En la encrucijada de poderosas culturas, este puerto murciano tiene infinitas historias antiguas que compartir. Un valioso puerto natural atrajo a muchas civilizaciones a este entorno soleado del sureste, tras su fundación por los cartagineses en 227 a.C. Al fusionar las huellas dejadas por innumerables culturas en este cruce global, se puede sentir la presencia de todos, desde los vándalos hasta los fenicios y moros, mientras exploras, caminando entre ruinas y celebrada arquitectura modernista a lo largo de la Calle Mayor. Cartagena está coronada por el imponente Castillo de la Concepción: asciende al robusto castillo a bordo de un ascensor panorámico. En su interior, contempla un sinfín de tesoros arqueológicos, o admira las vistas que se extienden sobre el puerto y las aguas. Presta atención a los pavos reales de un azul eléctrico que se pasean con flamboyante elegancia. La aparición de Cartagena como destino turístico coincidió con un sorprendente descubrimiento en 1988: el bowl de un gloriosamente conservado Teatro Romano. Entra para sentarte entre el grandioso recinto antiguo, tan evocador que no puedes evitar imaginar las actuaciones históricas que han adornado su escenario. Pasea por el fresco paseo marítimo, mirando a través del estrecho hacia la lejana bruma de África, y avistando buques de guerra relucientes. El perfecto puerto de Cartagena significa que ha sido una de las posiciones navales estratégicas más antiguas de España desde el siglo XVI. Disfruta de las delicias de las tapas en animados bares, degustando paella crujiente, calamares y berenjena con miel. Las festividades de la Semana Santa son típicamente animadas aquí, con procesiones con capuchas, lujosos carros alegóricos y solemnes exhibiciones de fuego que recorren las calles.

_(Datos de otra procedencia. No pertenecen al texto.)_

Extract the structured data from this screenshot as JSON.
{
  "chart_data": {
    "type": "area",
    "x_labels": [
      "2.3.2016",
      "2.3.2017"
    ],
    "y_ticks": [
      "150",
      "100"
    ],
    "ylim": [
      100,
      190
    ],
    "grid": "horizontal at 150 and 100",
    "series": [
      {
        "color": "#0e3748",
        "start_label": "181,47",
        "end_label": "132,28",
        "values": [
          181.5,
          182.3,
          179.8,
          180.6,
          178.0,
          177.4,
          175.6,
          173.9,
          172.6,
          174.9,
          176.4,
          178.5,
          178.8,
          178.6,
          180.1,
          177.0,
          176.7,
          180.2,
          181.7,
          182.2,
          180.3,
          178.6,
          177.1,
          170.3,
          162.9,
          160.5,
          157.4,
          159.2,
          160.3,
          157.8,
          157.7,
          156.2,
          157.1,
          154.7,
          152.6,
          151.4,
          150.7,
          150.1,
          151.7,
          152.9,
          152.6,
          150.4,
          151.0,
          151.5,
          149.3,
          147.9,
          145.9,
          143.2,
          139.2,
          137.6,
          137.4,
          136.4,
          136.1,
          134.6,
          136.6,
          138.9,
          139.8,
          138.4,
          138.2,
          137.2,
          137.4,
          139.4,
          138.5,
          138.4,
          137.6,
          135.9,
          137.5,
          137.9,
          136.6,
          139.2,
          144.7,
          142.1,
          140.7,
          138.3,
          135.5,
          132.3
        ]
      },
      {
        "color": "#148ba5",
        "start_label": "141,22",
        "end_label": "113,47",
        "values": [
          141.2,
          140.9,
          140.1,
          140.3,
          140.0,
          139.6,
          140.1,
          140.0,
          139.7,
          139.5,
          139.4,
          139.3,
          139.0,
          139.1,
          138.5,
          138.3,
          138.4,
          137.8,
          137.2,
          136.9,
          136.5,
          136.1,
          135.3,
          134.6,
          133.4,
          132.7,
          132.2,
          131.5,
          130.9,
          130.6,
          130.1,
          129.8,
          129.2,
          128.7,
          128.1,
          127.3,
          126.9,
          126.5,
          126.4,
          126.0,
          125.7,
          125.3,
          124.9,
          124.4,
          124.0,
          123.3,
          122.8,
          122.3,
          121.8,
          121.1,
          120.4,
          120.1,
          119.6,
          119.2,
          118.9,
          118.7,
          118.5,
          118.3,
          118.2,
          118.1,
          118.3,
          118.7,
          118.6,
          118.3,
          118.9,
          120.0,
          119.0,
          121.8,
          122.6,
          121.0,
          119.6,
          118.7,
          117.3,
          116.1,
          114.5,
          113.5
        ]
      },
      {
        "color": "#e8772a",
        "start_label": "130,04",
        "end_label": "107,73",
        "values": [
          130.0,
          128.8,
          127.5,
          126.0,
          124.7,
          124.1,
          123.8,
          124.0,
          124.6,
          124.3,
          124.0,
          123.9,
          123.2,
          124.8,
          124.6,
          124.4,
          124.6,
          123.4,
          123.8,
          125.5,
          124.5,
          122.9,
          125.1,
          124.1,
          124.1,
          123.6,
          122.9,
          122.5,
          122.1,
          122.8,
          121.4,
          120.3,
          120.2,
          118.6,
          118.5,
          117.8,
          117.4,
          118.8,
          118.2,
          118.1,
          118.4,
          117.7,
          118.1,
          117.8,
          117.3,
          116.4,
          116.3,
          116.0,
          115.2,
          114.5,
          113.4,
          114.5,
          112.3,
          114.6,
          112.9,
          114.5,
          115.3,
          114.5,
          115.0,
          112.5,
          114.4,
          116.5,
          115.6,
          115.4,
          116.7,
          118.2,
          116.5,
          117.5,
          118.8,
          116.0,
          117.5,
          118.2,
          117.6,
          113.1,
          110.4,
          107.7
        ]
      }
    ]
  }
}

Maravíllate con los suntuosos palacios, exuberantes jardines e imponentes ciudadelas que son la Alhambra. Este sitio Patrimonio de la Humanidad de la UNESCO es uno de los legados más famosos del dominio musulmán en España. Pasea por las estrechas calles empedradas del cercano Albaicín, el antiguo barrio árabe, o disfruta de una actuación de flamenco en las cuevas encaladas de Sacromonte, originalmente habitadas por gitanos.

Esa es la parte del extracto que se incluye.